Each dataset is a SQL query that defines a stream. Configure the following fields:

  • Dataset Name - Unique name for the stream (used as the stream title).
  • SQL Query - The SELECT query to run. Extract prepares this statement to infer columns.
  • Primary Key (optional) - Column name used for dedupe and diffing.
  • Incremental Timestamp Field (optional) - Column name used for incremental syncs.

Query Guidelines

  • Use a SELECT query that returns a stable schema.
  • Avoid non-deterministic expressions unless required.
  • If you enable incremental sync, the timestamp field must be a Postgres TIMESTAMP or TIMESTAMPTZ column (recommend TIMESTAMPTZ).

Extract Modes

Full Refresh

Extract runs the dataset query as-is.

If diffing is enabled and a primary key is defined, Extract orders results by the primary key and computes changes.
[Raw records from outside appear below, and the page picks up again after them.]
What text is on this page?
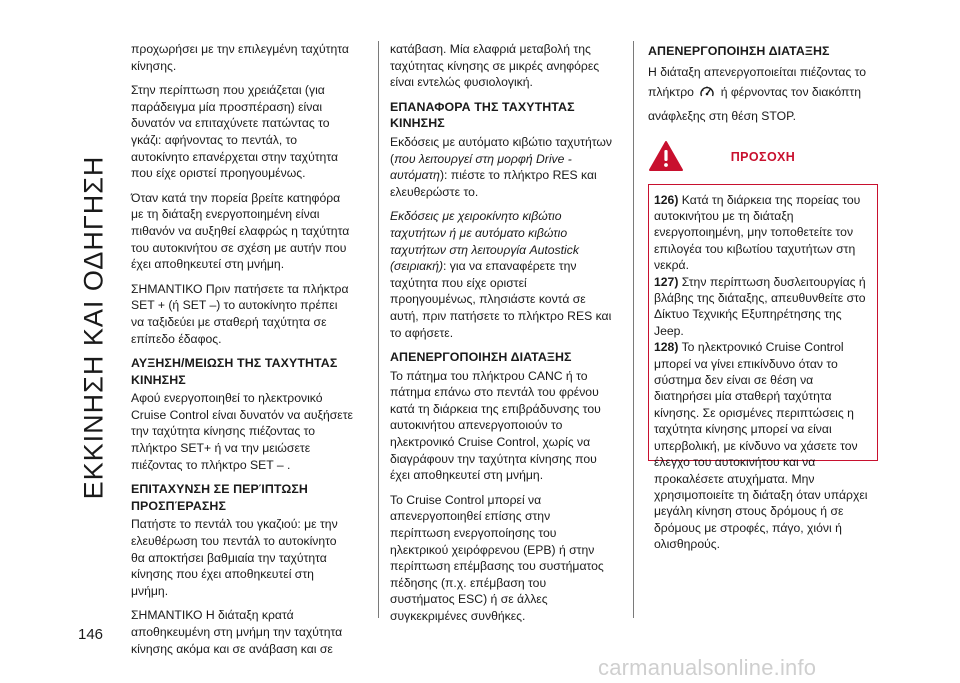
ΕΚΚΙΝΗΣΗ ΚΑΙ ΟΔΗΓΗΣΗ
146

προχωρήσει με την επιλεγμένη ταχύτητα κίνησης.

Στην περίπτωση που χρειάζεται (για παράδειγμα μία προσπέραση) είναι δυνατόν να επιταχύνετε πατώντας το γκάζι: αφήνοντας το πεντάλ, το αυτοκίνητο επανέρχεται στην ταχύτητα που είχε οριστεί προηγουμένως.

Όταν κατά την πορεία βρείτε κατηφόρα με τη διάταξη ενεργοποιημένη είναι πιθανόν να αυξηθεί ελαφρώς η ταχύτητα του αυτοκινήτου σε σχέση με αυτήν που έχει αποθηκευτεί στη μνήμη.

ΣΗΜΑΝΤΙΚΟ Πριν πατήσετε τα πλήκτρα SET + (ή SET –) το αυτοκίνητο πρέπει να ταξιδεύει με σταθερή ταχύτητα σε επίπεδο έδαφος.

ΑΥΞΗΣΗ/ΜΕΙΩΣΗ ΤΗΣ ΤΑΧΥΤΗΤΑΣ ΚΙΝΗΣΗΣ

Αφού ενεργοποιηθεί το ηλεκτρονικό Cruise Control είναι δυνατόν να αυξήσετε την ταχύτητα κίνησης πιέζοντας το πλήκτρο SET+ ή να την μειώσετε πιέζοντας το πλήκτρο SET – .

ΕΠΙΤΑΧΥΝΣΗ ΣΕ ΠΕΡΊΠΤΩΣΗ ΠΡΟΣΠΈΡΑΣΗΣ

Πατήστε το πεντάλ του γκαζιού: με την ελευθέρωση του πεντάλ το αυτοκίνητο θα αποκτήσει βαθμιαία την ταχύτητα κίνησης που έχει αποθηκευτεί στη μνήμη.

ΣΗΜΑΝΤΙΚΟ Η διάταξη κρατά αποθηκευμένη στη μνήμη την ταχύτητα κίνησης ακόμα και σε ανάβαση και σε

κατάβαση. Μία ελαφριά μεταβολή της ταχύτητας κίνησης σε μικρές ανηφόρες είναι εντελώς φυσιολογική.

ΕΠΑΝΑΦΟΡΑ ΤΗΣ ΤΑΧΥΤΗΤΑΣ ΚΙΝΗΣΗΣ

Εκδόσεις με αυτόματο κιβώτιο ταχυτήτων (που λειτουργεί στη μορφή Drive - αυτόματη): πιέστε το πλήκτρο RES και ελευθερώστε το.

Εκδόσεις με χειροκίνητο κιβώτιο ταχυτήτων ή με αυτόματο κιβώτιο ταχυτήτων στη λειτουργία Autostick (σειριακή): για να επαναφέρετε την ταχύτητα που είχε οριστεί προηγουμένως, πλησιάστε κοντά σε αυτή, πριν πατήσετε το πλήκτρο RES και το αφήσετε.

ΑΠΕΝΕΡΓΟΠΟΙΗΣΗ ΔΙΑΤΑΞΗΣ

Το πάτημα του πλήκτρου CANC ή το πάτημα επάνω στο πεντάλ του φρένου κατά τη διάρκεια της επιβράδυνσης του αυτοκινήτου απενεργοποιούν το ηλεκτρονικό Cruise Control, χωρίς να διαγράφουν την ταχύτητα κίνησης που έχει αποθηκευτεί στη μνήμη.

Το Cruise Control μπορεί να απενεργοποιηθεί επίσης στην περίπτωση ενεργοποίησης του ηλεκτρικού χειρόφρενου (EPB) ή στην περίπτωση επέμβασης του συστήματος πέδησης (π.χ. επέμβαση του συστήματος ESC) ή σε άλλες συγκεκριμένες συνθήκες.

ΑΠΕΝΕΡΓΟΠΟΙΗΣΗ ΔΙΑΤΑΞΗΣ

Η διάταξη απενεργοποιείται πιέζοντας το πλήκτρο ή φέρνοντας τον διακόπτη ανάφλεξης στη θέση STOP.

ΠΡΟΣΟΧΗ

126) Κατά τη διάρκεια της πορείας του αυτοκινήτου με τη διάταξη ενεργοποιημένη, μην τοποθετείτε τον επιλογέα του κιβωτίου ταχυτήτων στη νεκρά.

127) Στην περίπτωση δυσλειτουργίας ή βλάβης της διάταξης, απευθυνθείτε στο Δίκτυο Τεχνικής Εξυπηρέτησης της Jeep.

128) Το ηλεκτρονικό Cruise Control μπορεί να γίνει επικίνδυνο όταν το σύστημα δεν είναι σε θέση να διατηρήσει μία σταθερή ταχύτητα κίνησης. Σε ορισμένες περιπτώσεις η ταχύτητα κίνησης μπορεί να είναι υπερβολική, με κίνδυνο να χάσετε τον έλεγχο του αυτοκινήτου και να προκαλέσετε ατυχήματα. Μην χρησιμοποιείτε τη διάταξη όταν υπάρχει μεγάλη κίνηση στους δρόμους ή σε δρόμους με στροφές, πάγο, χιόνι ή ολισθηρούς.

carmanualsonline.info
For stable ordering across runs, Extract uses:

  • Numeric primary keys: ORDER BY <primary_key> ASC
  • Non-numeric primary keys: ORDER BY <primary_key>::text COLLATE "C" ASC

This ensures a consistent sort order for diffing, especially for text-like keys.

Incremental Changes

If you set Incremental Timestamp Field, Extract filters results by:

WITH query AS (<your query>)
SELECT * FROM query WHERE <timestamp_field> > '<last_cursor_value>'

On the first run (no cursor yet), Extract runs:

WITH query AS (<your query>)
SELECT * FROM query

The cursor updates to the max timestamp seen in each run.

Incremental timestamp field requirements

The Incremental Timestamp Field must:

  • Exist in the dataset query output (the selected columns).
  • Be typed as TIMESTAMP or TIMESTAMPTZ.

If the field is missing, or is a different type (for example DATE or TEXT), the sync will fail with an error indicating the field must be TIMESTAMP/TIMESTAMPTZ.

Additional Information

Data Type Handling

Extract maps common Postgres types to JSON-friendly types, including:

  • BOOL -> boolean
  • VARCHAR, TEXT -> string
  • VARCHAR[], TEXT[] -> array of strings
  • INT2, INT4, INT8 -> integer
  • FLOAT4, FLOAT8 -> number
  • JSON, JSONB -> json
  • DATE -> string (YYYY-MM-DD)
  • TIMESTAMP, TIMESTAMPTZ -> string (RFC 3339)
  • UUID -> string

Other/unknown types are treated as strings.

Diffing Requirements

Diffing is only available when a primary key is defined on the dataset. If you want change detection, ensure the query includes a stable unique key.